Адам ничего не ответил, просто смотрел на меня. Ненавижу, когда он на меня так смотрит.
— Слушай, Адам, это классно, что ваша дыхательная гимнастика помогает Шарки и Рафаэлю, но я не они, я другой.
— Неизлечимо уникальный.
— Что-то в этом роде, — улыбнулся я. Мне совсем не нравился этот разговор.
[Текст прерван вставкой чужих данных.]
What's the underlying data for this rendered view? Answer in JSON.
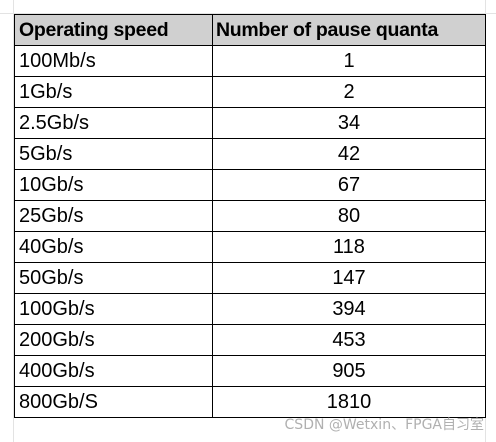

— Ты говорил с Рафаэлем об этой гимнастике? — Он знает, что помимо него я говорю на такие темы только с Рафаэлем. Знает, так зачем же спрашивает?
— Да, я говорил об этом с Рафаэлем.
— Ты думаешь, Рафаэль дурак?
— Ты прекрасно знаешь, что я думаю о Рафаэле и как к нему отношусь. — Я начинал злиться.
— Как ты относишься к Рафаэлю?
— Мне он нравится.
— Когда ты говоришь, что он тебе нравится, то что имеешь в виду?
— То, что он мне нравится.
— Как друг? Брат? Отец?
На черта он завел об этом речь? Вот теперь я реально разозлился — меня здорово выносил весь этот разговор.
— Рафаэль — мой друг.
— Рафаэлю пятьдесят три, тебе — восемнадцать.
— И что?
— Ты можешь представить себе, как проводишь с ним свое свободное время?
— Зачем мне представлять, я и так это делаю.
— А делал бы это, если бы вы жили не тут, а просто в одном городе?
— Не знаю. — Я взглянул на него, и мне не понравился его взгляд. Очень не понравился. — Слушай, Адам, к чему ты клонишь?
— Я предполагаю, что ты, может быть, видишь в Рафаэле отца?
Я предполагаю. Как же Адам любит эту фразу. Она означает, что у него уже готова теория. Ну да, а я прямо горю желанием услышать все его теории.
— Да ты что. — Я злобно уставился на него — меня выбешивал этот разговор. — Ты вообще в себе?
— О чем ты, Зак?
— Ты знаешь, о чем я, не строй из себя идиота, Адам. Меня это бесит.
— Почему ты злишься?
— Потому что.
— Потому что, что? Ты смотришь на меня так, словно хочешь ударить.
— Я не бью людей.
— Я так и не думал, но ты сильно на меня разозлился.
— Да, я злюсь на тебя. — Боже, как же у меня руки чешутся его ударить.
— Хочешь, я скажу тебе, что думаю об этом, Зак?
Я совершенно не хотел, чтобы он говорил мне, что думает об этом.
— Угу, валяй, — ответил я «иди ты на хуй» тоном, и мы обменялись насмешливыми улыбками.